Atente-se para o fato de que a finalidade da APP não se confunde com a da área de reserva legal que, nos termos do inciso III do mesmo Art.3º da lei 12.561/12:

Área localizada no interior de uma propriedade ou posse rural, delimitada nos termos do Art.12, com a função de assegurar o uso econômico de modo sustentável dos recursos naturais do imóvel rural, auxiliar a conservação e a reabilitação dos processos ecológicos e promover a conservação da biodiversidade, bem como o abrigo e a proteção de fauna silvestre e da flora nativa. (BRASIL, 2012).

Sabe-se que o novo código florestal distingue duas diferentes espécies de APP:

  • Aquelas que são consideradas pelo só efeito da lei e aquelas consideradas quando assim declaradas por ato do poder público. Interessa-se examinar somente as APPs relacionadas no artigo 4ª do novo código florestal, eis que o seu caput expressamente estabelece que essas áreas podem-se localizar tanto em zonas rurais como urbanas.

Os princípios caracterizadores do direito ambiental têm como escopo fundamental orientar o desenvolvimento e a aplicação de políticas ambientais que servem como instrumento fundamental de proteção ao meio ambiente e, consequentemente, a vida humana.

O Principio do ambiente ecologicamente equilibrado conforme constituição federal, "todos tem direito ao meio ambiente ecologicamente equilibrado, bem de uso comum do povo e essencial a sadia qualidade de vida, impondo-se ao poder publico e a coletividade o dever de defendê-lo e preservá-lo para presentes e futuras gerações” (BRASIL, 1988).

O principio da participação comunitária (popular)/Principio democrático, decorre do direito de todos ao meio ambiente ecologicamente equilibrado e do regime jurídico do ambiente como bem de uso comum do povo, impondo a toda a sociedade o dever de atuar na sua defesa.

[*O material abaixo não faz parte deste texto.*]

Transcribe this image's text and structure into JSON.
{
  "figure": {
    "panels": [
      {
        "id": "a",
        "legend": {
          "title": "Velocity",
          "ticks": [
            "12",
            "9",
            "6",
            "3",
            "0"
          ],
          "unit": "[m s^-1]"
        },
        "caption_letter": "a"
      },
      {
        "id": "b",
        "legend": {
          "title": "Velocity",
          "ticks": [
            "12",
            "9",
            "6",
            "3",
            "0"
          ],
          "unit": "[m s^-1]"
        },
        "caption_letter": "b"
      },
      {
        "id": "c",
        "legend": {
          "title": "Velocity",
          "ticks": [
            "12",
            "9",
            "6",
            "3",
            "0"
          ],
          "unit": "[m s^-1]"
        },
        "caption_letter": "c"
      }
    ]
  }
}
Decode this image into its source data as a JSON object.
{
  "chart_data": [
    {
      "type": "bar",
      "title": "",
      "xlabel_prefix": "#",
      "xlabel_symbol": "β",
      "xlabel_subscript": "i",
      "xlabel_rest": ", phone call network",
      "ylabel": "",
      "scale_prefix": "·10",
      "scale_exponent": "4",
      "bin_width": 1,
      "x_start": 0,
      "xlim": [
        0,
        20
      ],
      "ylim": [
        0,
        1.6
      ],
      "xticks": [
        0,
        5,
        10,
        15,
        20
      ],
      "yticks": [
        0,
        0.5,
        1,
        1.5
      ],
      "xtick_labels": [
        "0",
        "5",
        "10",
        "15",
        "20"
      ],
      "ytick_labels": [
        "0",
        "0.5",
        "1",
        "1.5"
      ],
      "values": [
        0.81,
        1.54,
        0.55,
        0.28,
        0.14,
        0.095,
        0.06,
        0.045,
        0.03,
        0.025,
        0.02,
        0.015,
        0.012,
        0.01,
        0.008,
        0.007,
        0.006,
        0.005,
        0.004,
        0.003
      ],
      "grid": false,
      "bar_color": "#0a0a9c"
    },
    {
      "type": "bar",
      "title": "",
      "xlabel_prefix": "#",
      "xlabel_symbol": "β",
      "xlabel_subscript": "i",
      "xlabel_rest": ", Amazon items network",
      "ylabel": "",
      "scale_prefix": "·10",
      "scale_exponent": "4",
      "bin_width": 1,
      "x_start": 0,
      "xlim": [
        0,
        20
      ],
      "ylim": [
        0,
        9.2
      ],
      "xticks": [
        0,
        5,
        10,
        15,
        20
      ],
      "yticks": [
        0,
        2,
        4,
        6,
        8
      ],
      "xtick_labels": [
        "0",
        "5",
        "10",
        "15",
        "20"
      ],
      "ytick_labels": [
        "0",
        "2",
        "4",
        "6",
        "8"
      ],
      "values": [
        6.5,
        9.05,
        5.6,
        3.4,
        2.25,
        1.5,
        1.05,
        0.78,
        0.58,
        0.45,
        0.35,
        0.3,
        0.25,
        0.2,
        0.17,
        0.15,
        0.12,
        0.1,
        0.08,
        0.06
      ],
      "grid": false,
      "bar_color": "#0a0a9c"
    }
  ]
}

Os recursos naturais devem protegido por cada indivíduo, por se caracterizar um direito difuso, que são todos aqueles direitos que não são atribuídos a somente um individuo ou um grupo específico, pois são expressamente de toda sociedade, sem nenhum tipo de exceção.  Com isso é possível perceber, que se um desses direitos é desrespeitado não irá ter efeito em somente uma pessoa ou grupo, e sim em toda uma sociedade. Tendo em vista que:

Os recursos naturais da Terra, incluídos o ar, a água, o solo, a flora e a fauna e, especialmente, parcelas representativas dos ecossistemas naturais, devem ser preservados em benefício das gerações atuais e futuras, mediante um cuidadoso planejamento ou administração adequada.  (Declaração de Estocolmo).

Contudo percebe-se que como a proteção desses direitos, as gerações atuais e futuras também poderão usufruir e garantir e preservar a sua existência.

O descumprimento da função ambiental da propriedade pode acarretar, conforme a lei 10257/01, “parcelamento ou edificação compulsória, IPTU progressivo, desapropriação com o pagamento de dívida pública” (BRASIL, 2001).

  1. 4.      Democracia e cidadania

O exercício da democracia e cidadania nos contratos e na propriedade não deveria causar conflitos entre os direitos da propriedade e leis ambientais, se os proprietários obtivessem o mínimo de compreensão sobre as leis ambientais vigentes. O principio da função socioambiental da propriedade indaga que não é legitima a emissão de poluentes que vão invadir a propriedade alheia, visando prejudica-los em benefício próprio.

A função social é cumprida quando a propriedade atende critérios e exigências estabelecidas em leis, utilizando adequadamente os meios que garantem direitos, e ao mesmo tempo respeita a propriedade alheia.

Há o principio da cooperação entre os povos na constituição federal: “a cooperação entre os povos para o progresso da humanidade” (BRASIL, 1988). Este princípio é de vital importância, uma vez que fenômenos poluidores geralmente ultrapassam a fronteira de uma nação, atingindo outros territórios.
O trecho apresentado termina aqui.